The following are criteria recommendations: Law Enforcement Confirms an Abduction AMBER plans require law enforcement to confirm an abduction prior to issuing an alert. This is essential when determining the level of risk to the child. Clearly, stranger abductions are the most dangerous for children and thus are primary to the mission of an AMBER Alert. To allow activations in the absence of significant information that an abduction has occurred could lead to abuse of the system and ultimately weaken its effectiveness. At the same time, each case must be appraised on its own merits and a judgment call made quickly. Law enforcement must understand that a “best judgment” approach, based on the evidence, is appropriate and necessary. Risk of Serious Bodily Injury or Death Plans require a child be at risk for serious bodily harm or death before an alert can be issued. This element is clearly related to law enforcement’s recognition that stranger abductions represent the greatest danger to children. The need for timely, accurate information based on strict and clearly understood criteria is critical, again keeping in mind the “best judgment” approach.
(IF A CHILD IS MISSING AND HAS NO HISTORY OF RUNAWAY REPORTS THEN WHY NOT ASSUME THEY ARE IN DANGER??)
Sufficient Descriptive Information For an AMBER Alert to be effective in recovering a missing child, the law enforcement agency must have enough information to believe that an immediate broadcast to the public will enhance the efforts of law enforcement to locate the child and apprehend the suspect.
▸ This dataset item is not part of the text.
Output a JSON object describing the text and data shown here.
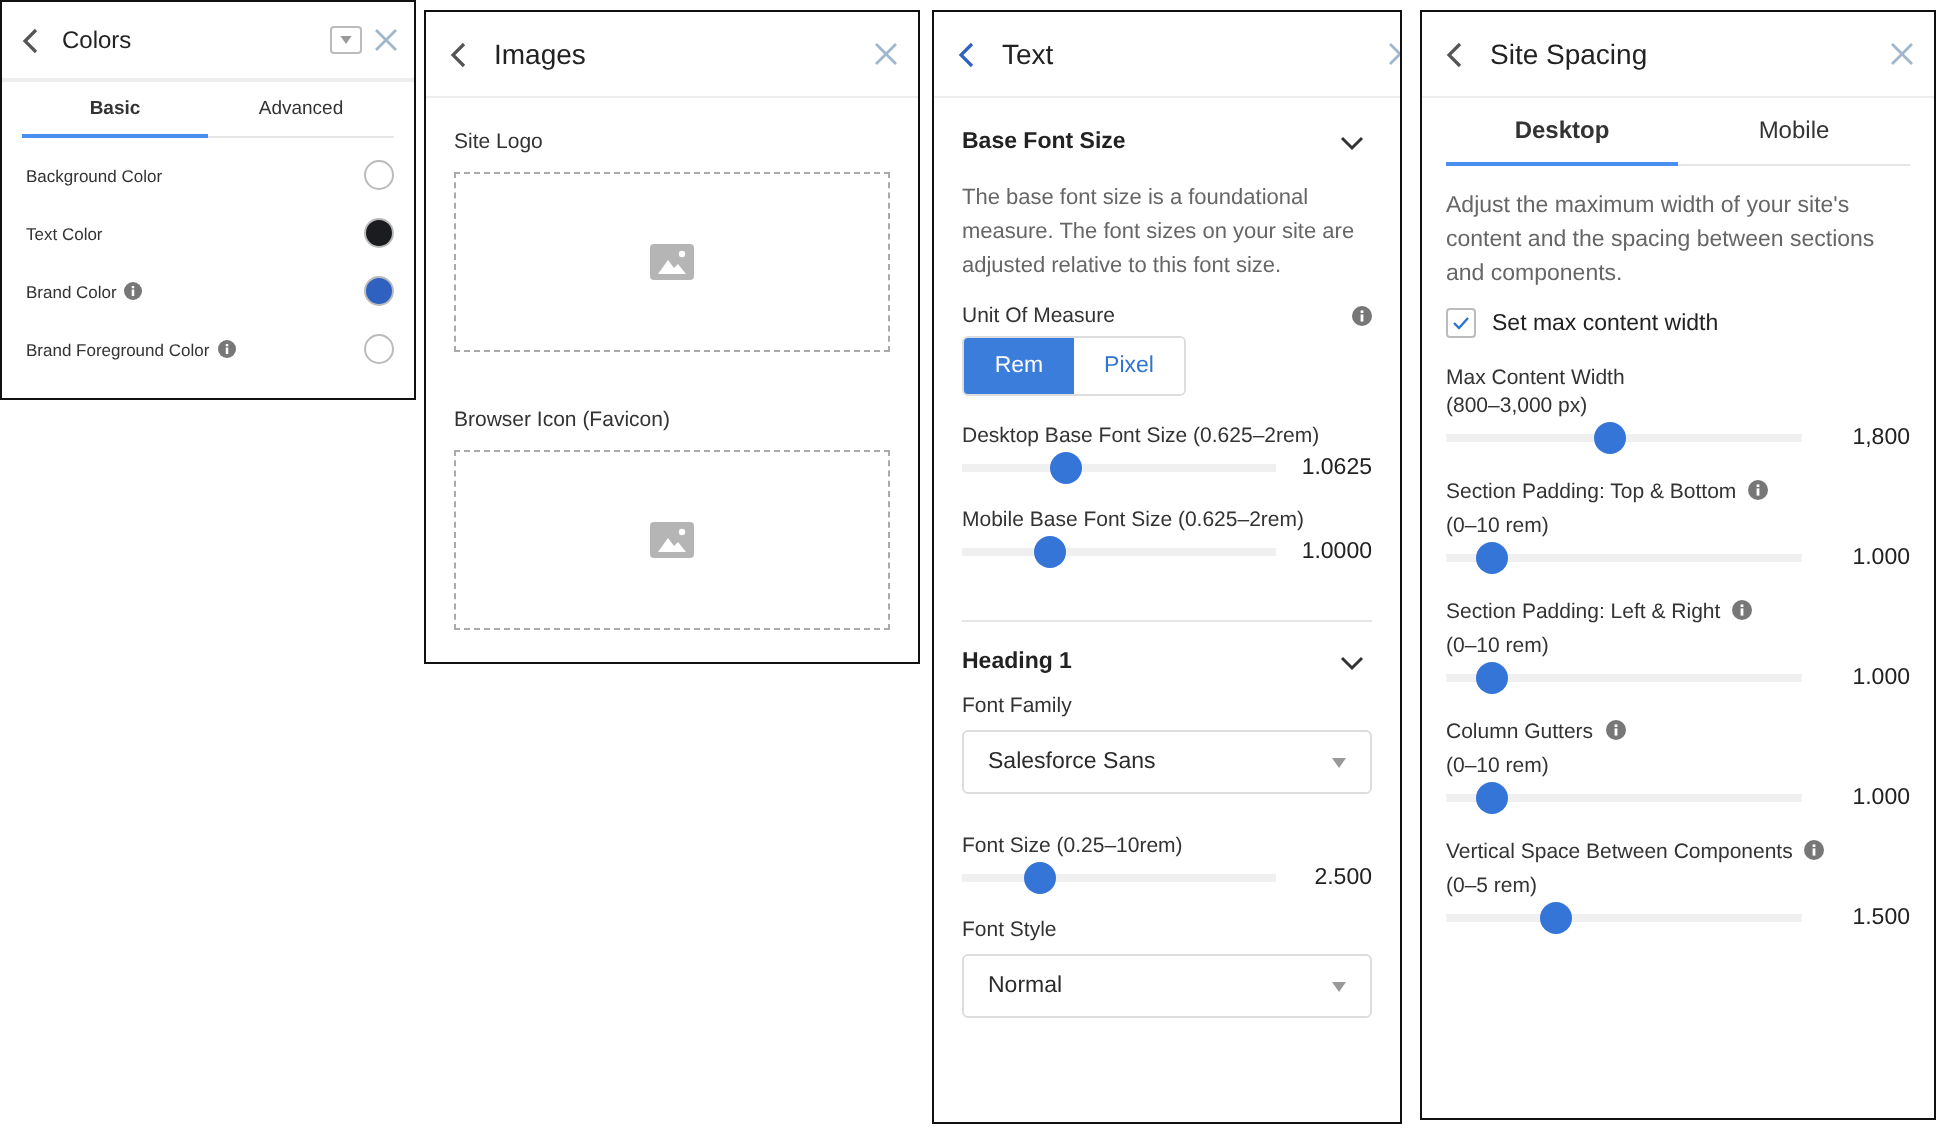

This element requires as much descriptive information as possible about the abducted child and the abduction, as well as descriptive information about the suspect and the suspect’s vehicle. Issuing alerts in the absence of significant information that an abduction has occurred could lead to abuse of the system and ultimately weaken its effectiveness.
(THE CHILDS DESCRIPTION IS WHAT MATTERS MOST! THE CHILDS PICTURE SHOULD BE BLASTED AROUND SOCIAL MEDIA AND NEWS MEDIA IMMEDIATELY AND AN AMBER ALERT DIRECTING COMMUNITIES TO LOOK AT THE LOCAL POLICE WEBSITE OR SOCIAL MEDIA PAGE FOR MORE INFO AND PICTURES OF THE MISSING CHILD.)
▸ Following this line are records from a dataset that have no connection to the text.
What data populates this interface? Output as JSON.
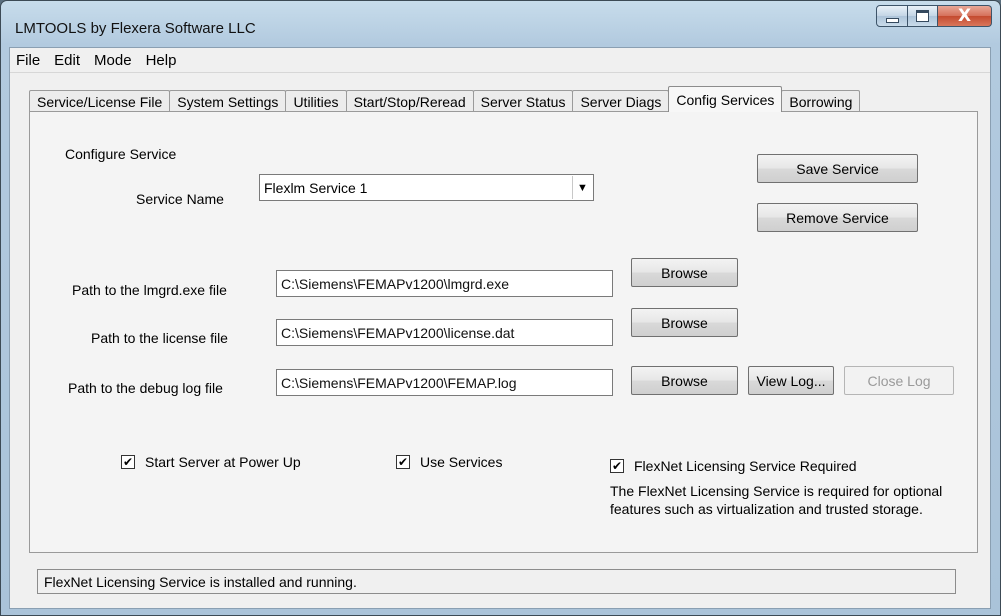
{
  "window": {
    "title": "LMTOOLS by Flexera Software LLC",
    "close_glyph": "X"
  },
  "menu": [
    "File",
    "Edit",
    "Mode",
    "Help"
  ],
  "tabs": [
    {
      "label": "Service/License File",
      "active": false
    },
    {
      "label": "System Settings",
      "active": false
    },
    {
      "label": "Utilities",
      "active": false
    },
    {
      "label": "Start/Stop/Reread",
      "active": false
    },
    {
      "label": "Server Status",
      "active": false
    },
    {
      "label": "Server Diags",
      "active": false
    },
    {
      "label": "Config Services",
      "active": true
    },
    {
      "label": "Borrowing",
      "active": false
    }
  ],
  "config": {
    "section_title": "Configure Service",
    "service_name_label": "Service Name",
    "service_name_value": "Flexlm Service 1",
    "dropdown_arrow": "▼",
    "save_button": "Save Service",
    "remove_button": "Remove Service",
    "lmgrd_label": "Path to the lmgrd.exe file",
    "lmgrd_value": "C:\\Siemens\\FEMAPv1200\\lmgrd.exe",
    "license_label": "Path to the license file",
    "license_value": "C:\\Siemens\\FEMAPv1200\\license.dat",
    "debug_label": "Path to the debug log file",
    "debug_value": "C:\\Siemens\\FEMAPv1200\\FEMAP.log",
    "browse_label": "Browse",
    "view_log_label": "View Log...",
    "close_log_label": "Close Log",
    "close_log_enabled": false,
    "start_at_powerup_label": "Start Server at Power Up",
    "start_at_powerup_checked": true,
    "use_services_label": "Use Services",
    "use_services_checked": true,
    "flexnet_required_label": "FlexNet Licensing Service Required",
    "flexnet_required_checked": true,
    "check_mark": "✔",
    "flexnet_note": "The FlexNet Licensing Service is required for optional features such as virtualization and trusted storage."
  },
  "status": {
    "text": "FlexNet Licensing Service is installed and running."
  }
}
NCIC Data Entry Immediately enter AMBER Alert data into the National Crime Information Center (NCIC) system. Text information describing the circumstances surrounding the abduction of the child should be entered, and the case flagged as a Child Abduction. Many plans do not mandate entry of the data into NCIC, but this omission undermines the entire mission of the AMBER Alert initiative. The notation on the entry should be sufficient to explain the circumstances of the disappearance of the child. Entry of the alert data into NCIC expands the search for an abducted child from the local, state, or regional level to the national. This is a critical element of any effective AMBER Alert plan.
(IF IT IS NOT A CONFIRMED ABDUCTION BUT THE CHILD HAS NOT RUNAWAY HISTORY THEN WHY NOT AT LEAST ENTER THE AMBER ALERT AND CHILDS INFORMATION INTO TCIC (TEXAS CRIME INFORMATION COMPUTER) AND TLETS (TEXAS LAW ENFORCEMENT TELETYPE SYSTEM)? )
Summary of Department of Justice Recommended Criteria • There is reasonable belief by law enforcement that an abduction has occurred. • The law enforcement agency believes that the child is in imminent danger of serious bodily injury or death. • There is enough descriptive information about the victim and the abduction for law enforcement to issue an AMBER Alert to assist in the recovery of the child. • The abduction is of a child aged 17 years or younger. The child’s name and other critical data elements, including the Child Abduction flag, have been entered into the National Crime Information Center (NCIC) system.